Tears poured from my eyes and the words, “High chance of cancer,” played in my mind like a broken record. I cried on my way home and in my husband’s arms at home. My biopsy was scheduled for the following week, which to me seemed liked far away. I had to get through a week. How could I do that? Did I have the strength? Then after the biopsy there would be more waiting for the results.
This had to be a nightmare I couldn’t wake up from. It couldn’t be real. God, let me wake up. Do high chances mean I probably have cancer? Would I lose my hair? Would I have to take time off from work? Would I get really sick? I can’t do this. I can’t fight another battle. I’ve faced bullying, I struggled through mental illness, I was a victim to abuse, and I worked my way around a learning disability. I’ve been through enough. I can’t do it anymore. I can’t face another battle.
My insides ached while the days slowly went by. I felt myself sliding down the hole of depression. I grabbed onto the roots of hope and I dangled between the light and darkness. My hands were slipping and the light was fading. My mind raced. I wanted to scream and yell. I wanted to hate God. I wanted to let go and fall to the bottom again, but I couldn’t.
“Think positive. Everything is going to be okay. Whatever it is, we’ll get through this together,” my husband told me.
“It’s nothing. Stop upsetting yourself over nothing,” others told me.
My thoughts went crazy. The doctor said high chance of cancer. Don’t tell me it’s nothing. Don’t tell me not to get upset. I have a right to feel any way I want to. My life is over. I can’t fight another battle. I can’t do my job. I can’t go on.
Then a voice within me said, “You can’t give up. You have overcome so much; why let this ruin what you have worked for? You don’t know its cancer. If it is, you will rise above it.”
I felt the darkness deep in my soul again. I hadn’t felt this sad in a very long time. It was sucking the life out of me and I couldn’t allow it to take over again. Not over a “chance.” It wasn’t a confirmation. It was just a maybe or maybe not.
So I started journaling every day and in my journal I wrote, “I DON’T HAVE CANCER.” I turned to my friends and got in contact with breast cancer survivors. I declared war again on my thoughts. Every time I thought, “I have cancer. I might as well give up,” I changed it to, “I don’t have cancer, and if I do I am strong and I will beat it.”

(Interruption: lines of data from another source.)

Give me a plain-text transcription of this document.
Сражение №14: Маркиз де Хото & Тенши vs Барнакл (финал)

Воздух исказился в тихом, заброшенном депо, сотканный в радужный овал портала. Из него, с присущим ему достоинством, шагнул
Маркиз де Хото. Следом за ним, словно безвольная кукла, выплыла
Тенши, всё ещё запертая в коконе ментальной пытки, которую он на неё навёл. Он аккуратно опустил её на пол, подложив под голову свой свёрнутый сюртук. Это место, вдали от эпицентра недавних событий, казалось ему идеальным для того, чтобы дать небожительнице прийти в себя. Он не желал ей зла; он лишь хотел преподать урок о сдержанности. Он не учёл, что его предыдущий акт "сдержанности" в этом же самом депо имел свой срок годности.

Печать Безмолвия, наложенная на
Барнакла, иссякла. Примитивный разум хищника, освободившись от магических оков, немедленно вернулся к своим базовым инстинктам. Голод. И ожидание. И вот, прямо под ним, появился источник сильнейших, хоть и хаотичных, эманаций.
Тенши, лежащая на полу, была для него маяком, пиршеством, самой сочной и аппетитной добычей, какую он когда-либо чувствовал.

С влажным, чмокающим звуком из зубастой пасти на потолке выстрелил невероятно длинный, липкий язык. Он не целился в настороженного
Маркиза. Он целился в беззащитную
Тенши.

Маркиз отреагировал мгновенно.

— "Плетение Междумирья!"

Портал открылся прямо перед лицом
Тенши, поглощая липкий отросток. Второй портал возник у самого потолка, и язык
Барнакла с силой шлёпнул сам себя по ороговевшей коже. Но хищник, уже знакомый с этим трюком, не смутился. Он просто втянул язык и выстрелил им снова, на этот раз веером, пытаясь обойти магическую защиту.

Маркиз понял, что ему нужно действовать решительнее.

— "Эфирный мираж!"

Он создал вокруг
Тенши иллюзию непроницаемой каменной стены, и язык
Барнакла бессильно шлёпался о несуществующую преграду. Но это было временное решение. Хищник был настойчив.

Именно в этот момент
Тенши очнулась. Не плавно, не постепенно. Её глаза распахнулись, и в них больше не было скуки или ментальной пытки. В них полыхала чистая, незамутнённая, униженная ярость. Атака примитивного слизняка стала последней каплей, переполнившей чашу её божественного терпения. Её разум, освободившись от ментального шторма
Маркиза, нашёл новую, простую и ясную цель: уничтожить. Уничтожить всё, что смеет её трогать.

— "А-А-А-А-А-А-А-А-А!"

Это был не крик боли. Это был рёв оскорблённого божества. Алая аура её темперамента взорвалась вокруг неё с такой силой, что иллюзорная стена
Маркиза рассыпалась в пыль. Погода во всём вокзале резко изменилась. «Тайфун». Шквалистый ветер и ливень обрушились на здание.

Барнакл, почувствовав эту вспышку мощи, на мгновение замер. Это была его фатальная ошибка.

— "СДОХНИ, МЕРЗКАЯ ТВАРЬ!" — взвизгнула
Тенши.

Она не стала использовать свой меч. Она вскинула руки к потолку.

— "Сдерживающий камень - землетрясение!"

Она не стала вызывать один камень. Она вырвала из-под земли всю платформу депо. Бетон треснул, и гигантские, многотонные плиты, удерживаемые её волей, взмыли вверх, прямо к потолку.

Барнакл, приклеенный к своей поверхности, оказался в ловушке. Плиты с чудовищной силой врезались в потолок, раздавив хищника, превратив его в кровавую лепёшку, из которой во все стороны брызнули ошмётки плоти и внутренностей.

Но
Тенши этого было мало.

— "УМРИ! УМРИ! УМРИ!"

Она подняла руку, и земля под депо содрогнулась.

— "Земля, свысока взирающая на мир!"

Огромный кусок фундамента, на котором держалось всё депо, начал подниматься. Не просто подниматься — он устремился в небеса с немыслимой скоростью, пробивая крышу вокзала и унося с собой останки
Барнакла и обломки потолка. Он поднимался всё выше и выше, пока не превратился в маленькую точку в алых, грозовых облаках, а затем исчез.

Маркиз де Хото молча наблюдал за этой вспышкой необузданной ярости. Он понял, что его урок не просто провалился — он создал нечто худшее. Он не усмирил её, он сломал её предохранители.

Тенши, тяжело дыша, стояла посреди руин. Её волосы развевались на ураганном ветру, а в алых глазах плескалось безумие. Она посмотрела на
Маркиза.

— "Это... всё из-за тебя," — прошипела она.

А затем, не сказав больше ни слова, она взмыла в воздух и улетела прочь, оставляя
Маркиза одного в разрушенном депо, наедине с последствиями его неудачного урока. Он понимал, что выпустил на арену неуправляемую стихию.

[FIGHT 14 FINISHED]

The darkness started to lift. I asked my friends to put me on the prayer chain at their churches and my husband worked hard to keep me busy, like taking me to baseball games. At night I prayed long and hard.
Wednesday I went through the biopsy. It was long and extremely uncomfortable, but everyone was kind. I wanted to cry during it, but I held back my tears. They took two biopsies using a mammogram. I was there for two and a half hours. I was unable to take my anxiety medication at the normal times. I prayed to God to keep me calm, and I made it through without having an anxiety attack. Afterwards I went home and slept for two hours and cried quietly into my pillow. I cried not out of sadness, but out of relief that this part was finally done.
Now is the waiting for the results part. I’ve decided to continue to write in my journal and still write each day, “I DON’T HAVE CANCER.” I’m going to stay busy until I get the results. A friend sent me small cards with a Bible verse on each one. So each day I’m going to read them. Faith, strength, and determination will keep me above the hole. If the results are good, Lou and I will celebrate. If I have cancer, I will fight with the same strength I fought my mental illness.
Whatever happens, I am a fighter and I will rise above whatever lies before me. God willing, I will be celebrating when I get the results. Until then, I will fight to stay positive and stay within the light.